Bild: Flieht als Großstadtpolizistin aus Berlin zu ihrem Großvater auf die Ti…
Da landet also ein Alitalia-Flieger aus Neapel in Berlin. An Bord ein
Mafiavater und sein kleiner Sohn als Kronzeugen in einem Mafiaprozess. Der
Vater wird sofort nach der Ankunft von einem Killer erschossen. Sehr
publikumswirksam, aber mit Schalldämpfer. Die Heldin greift sich den Sohn
und es entspinnt sich eine offenbar als genregemäß wild intendierte
Verfolgungsjagd.
Das Bemerkenswerte: Plötzlich rennen die Darsteller nicht mehr über den
Flughafen, sondern durch den Berliner Hauptbahnhof, die Heldin kann mit dem
Jungen gerade noch in einen Zug steigen und ihrem Verfolger entkommen,
vorerst.
Aber was war da los?
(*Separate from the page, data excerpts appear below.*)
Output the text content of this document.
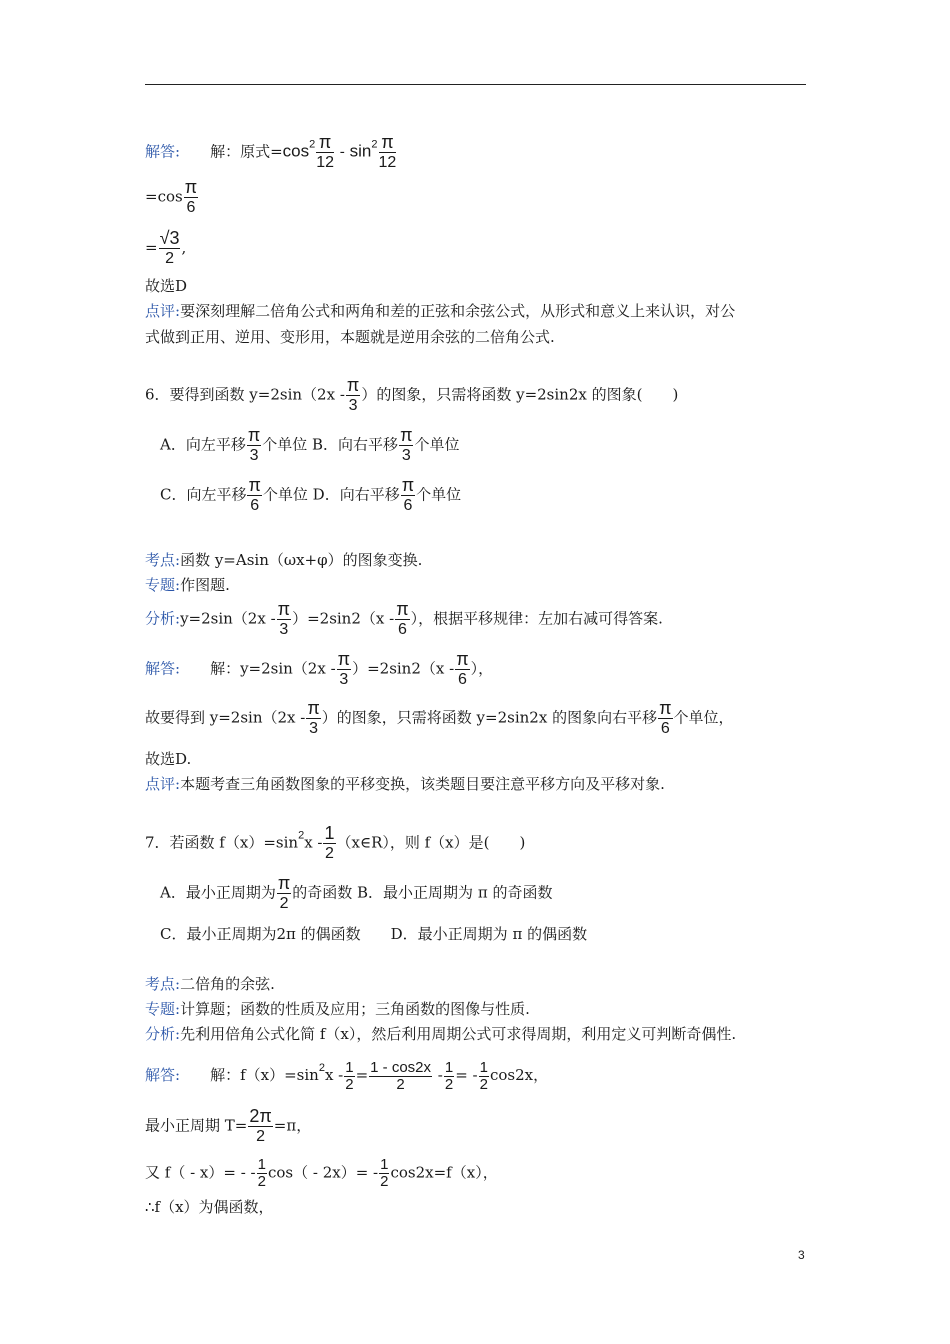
解答: 解：原式$=\cos^2 \frac{\pi}{12} - \sin^2 \frac{\pi}{12}$
$=\cos \frac{\pi}{6}$
= $\frac{√3}{2}$ ,
故选D
点评:要深刻理解二倍角公式和两角和差的正弦和余弦公式，从形式和意义上来认识，对公
式做到正用、逆用、变形用，本题就是逆用余弦的二倍角公式.
6．要得到函数 $y=2\sin(2x - \frac{\pi}{3}$ ）的图象，只需将函数 y=2sin2x 的图象(　　)
A．向左平移 $\frac{\pi}{3}$ 个单位 B．向右平移 $\frac{\pi}{3}$ 个单位
C．向左平移 $\frac{\pi}{6}$ 个单位 D．向右平移 $\frac{\pi}{6}$ 个单位
考点:函数 y=Asin（ωx+φ）的图象变换.
专题:作图题.
分析:y=2sin（2x - $\frac{\pi}{3} )=2\sin 2(x - \frac{\pi}{6}$ ），根据平移规律：左加右减可得答案.
解答: 解：$y=2\sin(2x - \frac{\pi}{3} )=2\sin 2(x - \frac{\pi}{6}$ ），
故要得到 $y=2\sin(2x - \frac{\pi}{3}$ ）的图象，只需将函数 y=2sin2x 的图象向右平移 $\frac{\pi}{6}$ 个单位，
故选D.
点评:本题考查三角函数图象的平移变换，该类题目要注意平移方向及平移对象.
7．若函数 $f(x)=\sin^2x - \frac{1}{2}$ （x∈R），则 f（x）是(　　)
A．最小正周期为 $\frac{\pi}{2}$ 的奇函数 B．最小正周期为 π 的奇函数
C．最小正周期为2π 的偶函数　　D．最小正周期为 π 的偶函数
考点:二倍角的余弦.
专题:计算题；函数的性质及应用；三角函数的图像与性质.
分析:先利用倍角公式化简 f（x），然后利用周期公式可求得周期，利用定义可判断奇偶性.
解答: 解：$f(x)=\sin^2x - \frac{1}{2} = \frac{1 - \cos 2x}{2} - \frac{1}{2}$ = - $\frac{1}{2} \cos 2x$，
最小正周期 $T= \frac{2\pi}{2} =\pi$，
又 f（ - x）= - - $\frac{1}{2} \cos( - 2x)= - \frac{1}{2} \cos 2x=f(x)$，
∴f（x）为偶函数，
3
Können die Filmfiguren durch Zeit und Raum springen?
Oder sollte der Bahnhof Flughafen spielen? Weil der Hauptstadtflughafen
nicht fertig wird und Tegel unwürdig ist? Oder muss das ZDF, trotz
sprudelnder Rundfunkbeiträge, den Gürtel nun so eng schnallen, dass beide
Drehorte nicht drin waren? In jedem Falle dürfte das Ergebnis alle mit der
Topografie der Hauptstadt vertrauten Zuschauer ziemlich verwirren.
Das wäre gar nicht so tragisch, wäre es nicht so bezeichnend für die ganze
Machart des Films „Der letzte Kronzeuge – Flucht in die Alpen“, die vor
allem eines ist: lieblos.
## Gute Schauspieler, schlechte Regie
Da ist ein eigentlich erlesenes Schauspielerensemble versammelt,
hochkarätig bis in die kleinen Nebenrollen (Herbert Knaup, Corinna
Kirchhoff, Florian Lukas). Da sind ein Regisseur (Urs Egger) und ein Autor
(Stefan Kolditz) am Werk, die bereits großartige Fernsehfilme gemacht
haben, auch zusammen („An die Grenze“). Stefan Kolditz hat natürlich auch
die Weltkriegsmachwerke „Dresden“ und „Unsere Mütter, unsere Väter“ zu
verantworten, die noch so viele Preise gewinnen mögen und dadurch nicht
weniger verachtenswert sind. Aber immerhin – man merkt, es ist doch immer
noch besser und unbedingt unterhaltsamer, etwas Verachtenswertes im
Fernsehen zu gucken als etwas Liebloses.
Ausdruckslose Miene aufsetzen und dabei irgendwie möglichst abgründig böse
aussehen – das war offenbar die einzige Regieanweisung Urs Eggers an seine
Schurkendarsteller, Waldemar Kobus, Ken Duken und Justus von Dohnányi.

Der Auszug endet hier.